Comment rompre avec ce cercle vicieux ? D'abord en construisant davantage, ce qui rééquilibrera à terme l'offre et la demande. Ensuite, en appliquant de manière pérenne des dispositifs stabilisés sur la primo-accession, comme le bienvenu PTZ +, afin que les particuliers comme les opérateurs connaissent la règle du jeu. Enfin, en informant mieux acquéreurs et vendeurs sur les prix de l'immobilier.

Certes, cette information ne sera jamais exacte, dans le sens que le prix d'un immeuble ne pourra jamais être déterminé avec précision sans une expertise hors de portée pour le plus grand nombre. Mais il peut être approché à partir de paramètres objectifs et fiables (emplacement, date de construction, performance énergétique). Comme peut être déterminée l'évolution moyenne des prix d'un segment géographique et qualitatif homogène de marché, arrêtée sur les transactions les plus récentes. L'information doit être diffusée largement et avec rigueur, afin que chacun y accède, et pas seulement une minorité d'avertis ; elle doit enfin être contrôlée et faire l'objet d'un classement ou certification public.
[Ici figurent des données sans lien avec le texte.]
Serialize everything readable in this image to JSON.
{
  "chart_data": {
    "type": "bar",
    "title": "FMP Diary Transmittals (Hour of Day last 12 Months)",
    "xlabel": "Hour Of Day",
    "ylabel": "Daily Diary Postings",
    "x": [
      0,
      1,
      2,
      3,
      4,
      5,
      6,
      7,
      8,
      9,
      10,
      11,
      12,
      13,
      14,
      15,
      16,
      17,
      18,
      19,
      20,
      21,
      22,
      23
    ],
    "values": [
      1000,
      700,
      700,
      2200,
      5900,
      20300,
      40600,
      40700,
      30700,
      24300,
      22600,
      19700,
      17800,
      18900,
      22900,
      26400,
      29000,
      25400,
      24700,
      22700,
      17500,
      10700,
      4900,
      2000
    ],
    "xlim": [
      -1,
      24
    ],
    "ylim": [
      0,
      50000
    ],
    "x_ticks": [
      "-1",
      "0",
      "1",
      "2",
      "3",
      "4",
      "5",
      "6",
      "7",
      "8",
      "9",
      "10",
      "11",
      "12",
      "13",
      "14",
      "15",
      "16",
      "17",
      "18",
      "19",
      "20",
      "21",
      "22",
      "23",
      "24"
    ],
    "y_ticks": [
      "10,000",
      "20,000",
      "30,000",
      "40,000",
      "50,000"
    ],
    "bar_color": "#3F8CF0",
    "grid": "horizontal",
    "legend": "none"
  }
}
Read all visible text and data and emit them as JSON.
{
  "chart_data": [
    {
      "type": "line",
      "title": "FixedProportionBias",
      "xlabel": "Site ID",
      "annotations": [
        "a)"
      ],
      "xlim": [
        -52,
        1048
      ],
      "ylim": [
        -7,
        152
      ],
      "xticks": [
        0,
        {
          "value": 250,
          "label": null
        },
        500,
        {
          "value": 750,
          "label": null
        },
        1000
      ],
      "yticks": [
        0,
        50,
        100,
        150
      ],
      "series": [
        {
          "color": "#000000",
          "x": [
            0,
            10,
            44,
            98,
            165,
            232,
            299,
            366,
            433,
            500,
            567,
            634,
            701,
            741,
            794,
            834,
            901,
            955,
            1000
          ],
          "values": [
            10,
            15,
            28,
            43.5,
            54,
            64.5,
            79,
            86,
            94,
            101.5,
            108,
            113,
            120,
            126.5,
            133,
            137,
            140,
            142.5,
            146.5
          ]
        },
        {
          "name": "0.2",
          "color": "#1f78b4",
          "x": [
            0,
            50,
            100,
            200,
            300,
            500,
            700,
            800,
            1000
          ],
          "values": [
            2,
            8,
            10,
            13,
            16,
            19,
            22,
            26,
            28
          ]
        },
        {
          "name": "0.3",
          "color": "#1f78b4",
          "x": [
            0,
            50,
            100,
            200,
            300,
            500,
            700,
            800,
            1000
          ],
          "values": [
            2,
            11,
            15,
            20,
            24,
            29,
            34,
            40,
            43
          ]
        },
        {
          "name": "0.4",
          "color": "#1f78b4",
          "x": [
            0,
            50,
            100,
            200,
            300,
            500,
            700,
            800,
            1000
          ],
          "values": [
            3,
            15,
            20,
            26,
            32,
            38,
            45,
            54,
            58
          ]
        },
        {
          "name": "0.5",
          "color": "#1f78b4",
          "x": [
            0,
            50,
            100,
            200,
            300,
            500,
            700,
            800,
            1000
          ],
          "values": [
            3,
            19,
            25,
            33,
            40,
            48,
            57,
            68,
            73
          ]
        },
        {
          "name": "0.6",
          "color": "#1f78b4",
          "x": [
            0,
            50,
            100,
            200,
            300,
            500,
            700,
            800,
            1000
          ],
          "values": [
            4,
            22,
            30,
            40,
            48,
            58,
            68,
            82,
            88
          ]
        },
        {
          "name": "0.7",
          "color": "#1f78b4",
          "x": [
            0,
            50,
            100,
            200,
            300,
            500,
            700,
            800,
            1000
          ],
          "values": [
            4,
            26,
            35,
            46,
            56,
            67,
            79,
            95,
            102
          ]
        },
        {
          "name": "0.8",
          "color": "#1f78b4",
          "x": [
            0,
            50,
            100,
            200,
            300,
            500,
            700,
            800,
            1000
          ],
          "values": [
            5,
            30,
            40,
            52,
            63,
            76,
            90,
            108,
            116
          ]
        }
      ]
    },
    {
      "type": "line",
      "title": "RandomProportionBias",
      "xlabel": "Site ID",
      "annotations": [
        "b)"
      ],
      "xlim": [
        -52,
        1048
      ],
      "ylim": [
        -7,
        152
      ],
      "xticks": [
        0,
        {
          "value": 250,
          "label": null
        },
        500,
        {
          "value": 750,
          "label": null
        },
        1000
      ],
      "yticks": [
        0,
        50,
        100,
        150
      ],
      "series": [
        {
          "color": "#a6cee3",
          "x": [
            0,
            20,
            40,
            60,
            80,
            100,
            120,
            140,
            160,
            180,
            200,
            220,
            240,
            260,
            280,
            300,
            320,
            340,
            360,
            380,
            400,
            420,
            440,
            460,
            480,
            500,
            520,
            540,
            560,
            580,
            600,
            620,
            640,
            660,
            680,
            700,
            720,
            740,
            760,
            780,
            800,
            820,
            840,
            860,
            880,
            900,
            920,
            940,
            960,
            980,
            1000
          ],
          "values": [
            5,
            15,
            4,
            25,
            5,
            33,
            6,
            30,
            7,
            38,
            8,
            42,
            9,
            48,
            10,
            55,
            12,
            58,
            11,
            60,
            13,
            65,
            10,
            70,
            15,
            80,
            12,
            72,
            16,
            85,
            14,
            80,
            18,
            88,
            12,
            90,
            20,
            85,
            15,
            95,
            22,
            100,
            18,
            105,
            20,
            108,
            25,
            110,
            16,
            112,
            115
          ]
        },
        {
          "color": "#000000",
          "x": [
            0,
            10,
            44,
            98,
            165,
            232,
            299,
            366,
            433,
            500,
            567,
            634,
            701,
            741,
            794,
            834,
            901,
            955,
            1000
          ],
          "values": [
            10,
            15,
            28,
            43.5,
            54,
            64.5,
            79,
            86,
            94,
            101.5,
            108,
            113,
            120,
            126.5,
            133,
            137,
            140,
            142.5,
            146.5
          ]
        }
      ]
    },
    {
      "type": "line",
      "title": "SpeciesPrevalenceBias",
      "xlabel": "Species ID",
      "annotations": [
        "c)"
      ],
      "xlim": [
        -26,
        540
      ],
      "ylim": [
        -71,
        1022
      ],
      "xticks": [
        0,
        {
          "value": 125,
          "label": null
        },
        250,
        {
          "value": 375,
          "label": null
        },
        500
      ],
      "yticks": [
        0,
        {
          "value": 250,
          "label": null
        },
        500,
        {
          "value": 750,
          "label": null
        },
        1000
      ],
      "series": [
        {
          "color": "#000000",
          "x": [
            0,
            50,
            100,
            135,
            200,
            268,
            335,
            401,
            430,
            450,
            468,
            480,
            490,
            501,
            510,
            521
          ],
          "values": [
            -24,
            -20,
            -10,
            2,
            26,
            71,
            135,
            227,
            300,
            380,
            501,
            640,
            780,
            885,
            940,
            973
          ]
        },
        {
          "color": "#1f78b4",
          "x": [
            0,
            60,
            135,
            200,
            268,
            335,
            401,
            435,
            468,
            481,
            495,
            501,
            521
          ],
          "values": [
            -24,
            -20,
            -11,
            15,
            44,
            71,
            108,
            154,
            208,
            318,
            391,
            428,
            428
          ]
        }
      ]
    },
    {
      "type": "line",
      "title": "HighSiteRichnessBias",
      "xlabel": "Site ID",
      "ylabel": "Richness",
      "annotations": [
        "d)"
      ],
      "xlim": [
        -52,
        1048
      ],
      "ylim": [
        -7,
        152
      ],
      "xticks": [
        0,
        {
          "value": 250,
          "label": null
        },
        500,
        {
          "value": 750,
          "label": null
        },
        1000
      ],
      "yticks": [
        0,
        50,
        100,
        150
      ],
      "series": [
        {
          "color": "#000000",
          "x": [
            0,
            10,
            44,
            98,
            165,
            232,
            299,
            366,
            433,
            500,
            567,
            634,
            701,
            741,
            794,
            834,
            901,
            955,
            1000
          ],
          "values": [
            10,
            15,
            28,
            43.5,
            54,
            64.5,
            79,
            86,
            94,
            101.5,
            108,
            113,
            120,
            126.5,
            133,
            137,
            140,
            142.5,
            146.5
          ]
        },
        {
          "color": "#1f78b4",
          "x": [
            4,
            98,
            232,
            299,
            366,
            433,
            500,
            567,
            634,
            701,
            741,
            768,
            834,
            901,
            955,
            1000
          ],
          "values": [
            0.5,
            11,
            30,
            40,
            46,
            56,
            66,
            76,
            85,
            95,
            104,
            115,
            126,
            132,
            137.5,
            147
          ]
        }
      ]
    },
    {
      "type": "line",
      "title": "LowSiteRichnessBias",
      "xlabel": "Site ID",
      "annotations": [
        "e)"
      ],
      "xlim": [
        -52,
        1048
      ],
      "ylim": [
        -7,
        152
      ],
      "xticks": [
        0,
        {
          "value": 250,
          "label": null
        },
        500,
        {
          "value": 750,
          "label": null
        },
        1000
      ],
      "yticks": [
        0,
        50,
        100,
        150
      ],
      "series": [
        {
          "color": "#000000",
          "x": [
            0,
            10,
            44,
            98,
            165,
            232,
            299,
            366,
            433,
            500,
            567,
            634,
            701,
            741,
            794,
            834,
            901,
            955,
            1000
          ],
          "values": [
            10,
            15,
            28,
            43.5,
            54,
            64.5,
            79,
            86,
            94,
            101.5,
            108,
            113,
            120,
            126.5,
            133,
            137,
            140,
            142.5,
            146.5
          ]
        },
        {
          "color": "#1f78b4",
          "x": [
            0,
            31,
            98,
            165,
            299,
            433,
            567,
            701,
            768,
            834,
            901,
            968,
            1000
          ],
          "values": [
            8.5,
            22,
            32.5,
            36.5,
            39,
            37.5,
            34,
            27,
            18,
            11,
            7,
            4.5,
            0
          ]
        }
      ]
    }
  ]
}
Aujourd'hui en effet, l'information immobilière est surabondante et parfois confuse. Elle est très populaire, et elle peut donner lieu à surenchères. Il ne s'agit pas de créer une information officielle, mais il faut indiquer clairement sur quoi elle repose, et donner une forme de notation aux sources comme aux modes de calcul.

Cette dernière mesure, qui doit aussi être applicable aux loyers, ne créera pas de miracle à court terme. Mais, en attendant la relance de la construction, elle permettra d'assagir le marché. Aujourd'hui en effet, de multiples acquéreurs font monter les prix en acceptant des valeurs déraisonnables. Ils pourront avoir à le regretter. Il ne suffit pas de passer l'obstacle de la demande de prêt pour éviter l'échec, comme on vient de l'observer aux Etats-Unis. Comme il y a quarante ans pour l'alimentaire, le temps du consommateur averti est venu pour l'immobilier.